Choice of National Income Measurement Methods

As discussed above, there are standard methods of measuring the national income such as net output method, factor-income method and expenditure method. All the three methods would give the same measure of national income, provided requisite data for each method arc adequately available. Therefore, any of the three methods can be adopted to measure the national income. However, not all the methods are suitable for all economies and purposes.

The two main considerations on the basis of which a particular method is chosen are:

1. The purpose of national income analysis.
2. Availability of necessary data.

If the objective is to analyse the net output, then the net output method would be more suitable. In case, objective is to analyse the factor-income distribution then, suitable method would be factor income method. If objective at hand is to find out the expenditure pattern of the national income then the expenditure method is more suitable. However, availability of adequate and appropriate data is relatively more important considerations in selecting a method of estimating national income.

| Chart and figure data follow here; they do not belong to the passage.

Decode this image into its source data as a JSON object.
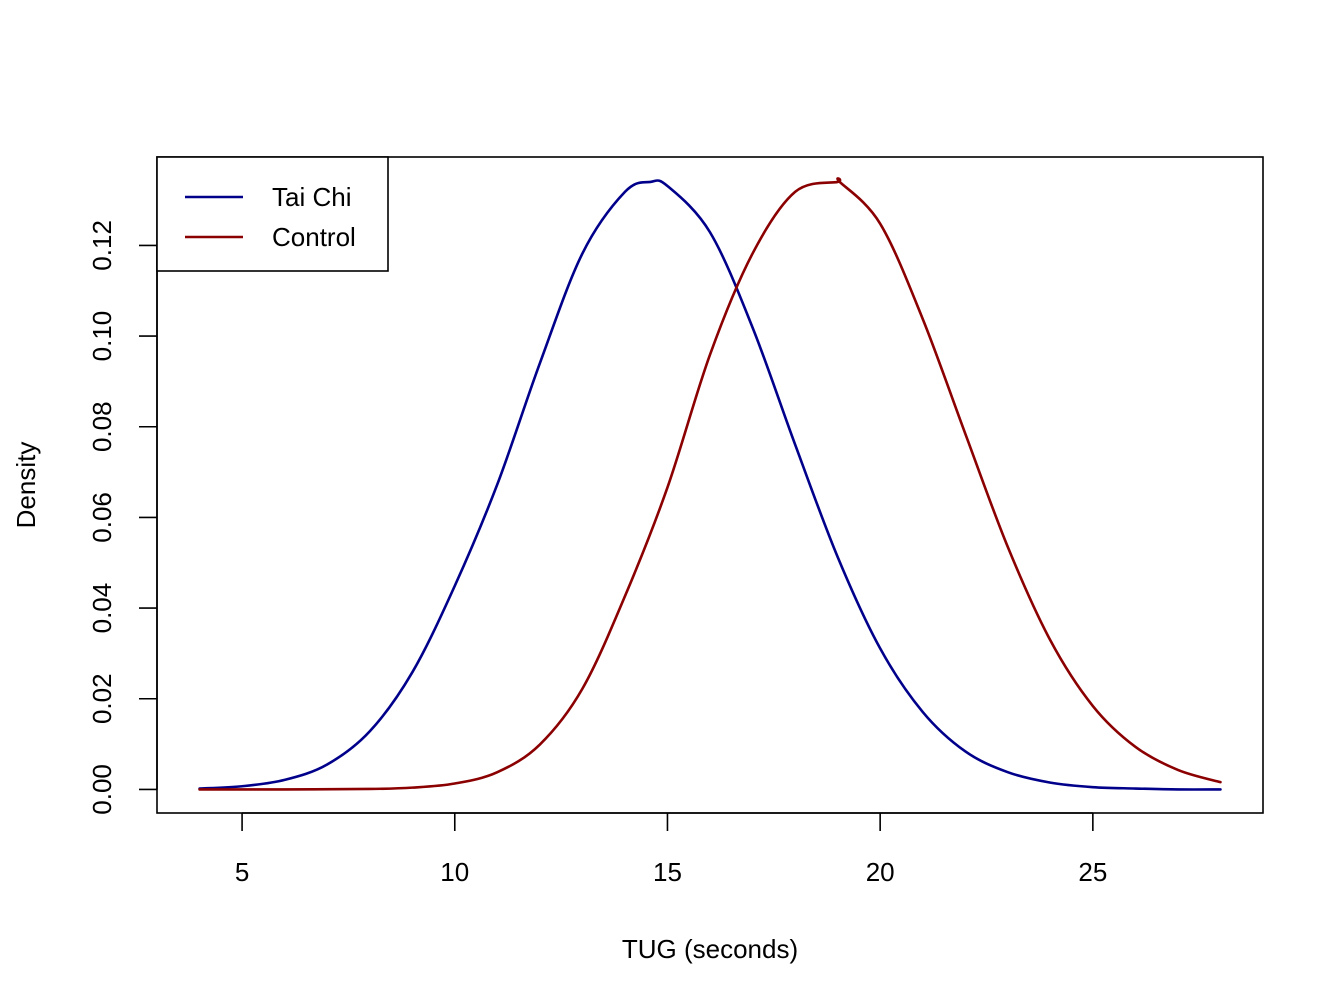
{
  "chart_data": {
    "type": "line",
    "title": "",
    "xlabel": "TUG (seconds)",
    "ylabel": "Density",
    "xlim": [
      3,
      29
    ],
    "ylim": [
      -0.0052,
      0.1395
    ],
    "x_ticks": [
      5,
      10,
      15,
      20,
      25
    ],
    "y_ticks": [
      0.0,
      0.02,
      0.04,
      0.06,
      0.08,
      0.1,
      0.12
    ],
    "y_tick_labels": [
      "0.00",
      "0.02",
      "0.04",
      "0.06",
      "0.08",
      "0.10",
      "0.12"
    ],
    "grid": false,
    "legend_position": "top-left",
    "series": [
      {
        "name": "Tai Chi",
        "color": "#00008B",
        "x": [
          4,
          5,
          6,
          7,
          8,
          9,
          10,
          11,
          12,
          13,
          14,
          14.6,
          15,
          16,
          17,
          18,
          19,
          20,
          21,
          22,
          23,
          24,
          25,
          26,
          27,
          28
        ],
        "y": [
          0.0002,
          0.0007,
          0.0021,
          0.0055,
          0.0128,
          0.0258,
          0.0449,
          0.0673,
          0.094,
          0.1182,
          0.1318,
          0.134,
          0.1331,
          0.1229,
          0.1019,
          0.0761,
          0.0513,
          0.0311,
          0.0171,
          0.0084,
          0.0038,
          0.0015,
          0.0005,
          0.0002,
          0.0,
          0.0
        ]
      },
      {
        "name": "Control",
        "color": "#8B0000",
        "x": [
          4,
          6,
          8,
          9,
          10,
          11,
          12,
          13,
          14,
          15,
          16,
          17,
          18,
          19,
          19.05,
          20,
          21,
          22,
          23,
          24,
          25,
          26,
          27,
          28
        ],
        "y": [
          0.0,
          0.0,
          0.0001,
          0.0004,
          0.0013,
          0.0038,
          0.0099,
          0.0222,
          0.0426,
          0.0666,
          0.0959,
          0.1182,
          0.1318,
          0.134,
          0.134,
          0.1248,
          0.1038,
          0.0785,
          0.0535,
          0.0329,
          0.0184,
          0.0094,
          0.0043,
          0.0016
        ]
      }
    ]
  }
}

However, the most common method is the net output method because of the following reasons:

• It requires classification of economic activities and output, which is much easier to classify than the income or expenditure.
• The most common practice is to collect and organize the national income data by the division of economic activities. Therefore, easy availability of data on economic activities is the main reason for the popularity of the output method.

However, it should he borne in mind that no single method can give an accurate measure of national income. This is because no country’s statistical system provides the total data requirements for a particular method. The usual practice is therefore, to combine two or more methods to measure the national income. The combination of methods again depends on the nature of required data and the sectoral breakdown of the available data.